Dr. Dominic Travis received a BS in Zoology at North Carolina State in 1992, a DVM from Michigan State in 1997, and an MS in Epidemiology from the University of Maryland in 2000.
Postgraduate work includes an internship at the USDA Plum Island Animal Disease Center (focused on foot and mouth disease and African swine fever), and Residency in Applied Epidemiology at the Virginia-Maryland Regional College of Veterinary Medicine. From 2000-2010, he served as Veterinary Epidemiologist at the Lincoln Park Zoological Society (Chicago, IL), where he created a Research Center in Ecosystem Health, co-founding the Zoo Animal Health Network (ZAHN) in North America, the Gombe Ecosystem Health Project, and the Serengeti Health Initiative in Tanzania. In 2008, he became Vice President of Conservation and Science at LPZ with oversight of five Research Centers consisting of over fifty scientific staff in North America, Latin America and Africa. In 2010, he joined the UMN College of Veterinary Medicine Ecosystem Health Initiative as Associate Professor of Wildlife Epidemiology, with an adjunct appointment in the School of Public Health. His current research and teaching interests include epidemiology of emerging and zoonotic diseases, international/cultural collaboration in medicine, and exploring relationships between Biodiversity and Health.

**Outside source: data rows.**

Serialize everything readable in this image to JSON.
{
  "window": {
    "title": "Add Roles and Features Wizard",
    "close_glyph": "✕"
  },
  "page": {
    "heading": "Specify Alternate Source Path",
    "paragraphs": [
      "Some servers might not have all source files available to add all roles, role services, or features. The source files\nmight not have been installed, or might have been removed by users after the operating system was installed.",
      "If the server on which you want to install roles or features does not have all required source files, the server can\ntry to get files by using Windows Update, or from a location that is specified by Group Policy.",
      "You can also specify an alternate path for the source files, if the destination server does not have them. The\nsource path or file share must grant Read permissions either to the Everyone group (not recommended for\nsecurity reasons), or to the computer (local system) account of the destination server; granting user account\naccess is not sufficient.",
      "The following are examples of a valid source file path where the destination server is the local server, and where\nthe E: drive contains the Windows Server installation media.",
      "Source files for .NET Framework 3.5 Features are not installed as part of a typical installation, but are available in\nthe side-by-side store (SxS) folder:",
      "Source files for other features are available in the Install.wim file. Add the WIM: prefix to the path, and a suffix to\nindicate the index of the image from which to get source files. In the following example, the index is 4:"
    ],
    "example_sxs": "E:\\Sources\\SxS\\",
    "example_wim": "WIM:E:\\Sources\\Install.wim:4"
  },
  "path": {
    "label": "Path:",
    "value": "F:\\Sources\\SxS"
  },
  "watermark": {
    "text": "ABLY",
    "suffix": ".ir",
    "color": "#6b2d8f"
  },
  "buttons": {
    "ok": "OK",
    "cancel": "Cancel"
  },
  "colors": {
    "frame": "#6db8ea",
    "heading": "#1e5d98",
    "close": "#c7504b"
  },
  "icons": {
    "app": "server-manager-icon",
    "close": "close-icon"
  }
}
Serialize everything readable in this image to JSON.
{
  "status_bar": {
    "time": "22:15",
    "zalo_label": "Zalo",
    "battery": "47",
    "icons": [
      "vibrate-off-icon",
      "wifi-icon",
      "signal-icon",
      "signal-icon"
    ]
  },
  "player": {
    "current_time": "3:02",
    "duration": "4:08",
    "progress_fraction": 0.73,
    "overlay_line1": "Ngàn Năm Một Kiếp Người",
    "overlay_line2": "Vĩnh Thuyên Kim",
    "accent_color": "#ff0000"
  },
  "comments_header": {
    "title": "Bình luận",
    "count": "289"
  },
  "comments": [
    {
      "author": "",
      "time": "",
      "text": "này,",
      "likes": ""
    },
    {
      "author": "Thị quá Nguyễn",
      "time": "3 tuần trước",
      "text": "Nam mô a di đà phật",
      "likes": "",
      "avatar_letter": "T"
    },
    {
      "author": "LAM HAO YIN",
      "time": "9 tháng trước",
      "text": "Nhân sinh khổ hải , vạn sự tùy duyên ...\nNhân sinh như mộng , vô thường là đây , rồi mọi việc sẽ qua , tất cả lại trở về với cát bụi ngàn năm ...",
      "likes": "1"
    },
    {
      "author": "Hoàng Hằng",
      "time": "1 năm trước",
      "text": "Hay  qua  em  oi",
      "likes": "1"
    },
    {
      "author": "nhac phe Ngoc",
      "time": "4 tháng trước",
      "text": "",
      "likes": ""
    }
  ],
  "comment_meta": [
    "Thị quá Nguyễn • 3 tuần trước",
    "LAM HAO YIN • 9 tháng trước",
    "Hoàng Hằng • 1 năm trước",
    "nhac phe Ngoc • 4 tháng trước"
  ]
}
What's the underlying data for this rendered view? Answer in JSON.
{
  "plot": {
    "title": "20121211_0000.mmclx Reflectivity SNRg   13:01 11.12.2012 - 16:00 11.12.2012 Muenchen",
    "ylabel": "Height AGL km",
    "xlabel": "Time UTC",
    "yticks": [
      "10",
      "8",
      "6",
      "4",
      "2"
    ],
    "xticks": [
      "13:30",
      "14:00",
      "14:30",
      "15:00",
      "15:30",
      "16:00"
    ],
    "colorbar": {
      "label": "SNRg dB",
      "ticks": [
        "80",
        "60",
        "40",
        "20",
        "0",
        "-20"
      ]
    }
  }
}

Fletcher Academic Dean Peter Uvin, founding director of the Institute for Human Security and the Henry J. Leir Professor of International Humanitarian Studies The Fletcher School, will became the first provost of Amherst College, a role that he assumed in November 2012. He has written extensively on the intersection between human rights, development, and conflict resolution. He has been a frequent consultant to agencies working in Africa on these same issues. His 1998 book “Aiding Violence: The Development Enterprise in Rwanda” won the Herskovits Award for the most outstanding book on Africa. In 2006/7, he received a Guggenheim Fellowship, which led to his latest book “Life after Violence. A People’s History of Burundi” (2008). He also wrote a book on “Development and Human Rights” (2004). Dr. Uvin obtained his Licences in Diplomatic Science and in Political Science from the University of Ghent and his PhD in Political Science from Institut Universitaire de Hautes Etudes Internationales, University of Geneva.
Bruce Wilcox, MS, PhD
Adjunct Professor and Director Global Health Asia: Integrative Education and Research Program,
Faculty of Science, Mahidol University, Bangkok
Visiting Professor, Tropical Disease Research Laboratory,
Faculty of Medicine, Khon Kaen University, Thailand
Dr. Wilcox earned A.B. and Ph.D. degrees from University of California at San Diego in biology and an M.S. in ecology and evolutionary biology at Yale University. He pioneered research and education in integrative biology applied to biodiversity conservation and emerging infectious diseases, and is recognized as one of the founders of the fields of ‘conservation biology’ and ‘ecology and health’, serving as a founding editor and board member of their associations and journals Conservation Biology and EcoHealth (formerly Ecosystem Health). He has held faculty positions at Stanford University and the University of Hawaii, most recently, where he was Professor of Ecology and Health in the Departments of Tropical Medicine and Public Health. He conceived and ran Hawaii’s NSF IGERT project Ecology, Conservation and Pathogen Biology as PI and Director from 2006-2011. Currently, he leads an international team that conducts integrative research on emerging diseases and global health in Southeast Asia. Through Global Health Asia he also directs capacity-building projects and training for ecohealth and one health, collaborating with medical and veterinary schools in Asia and the US.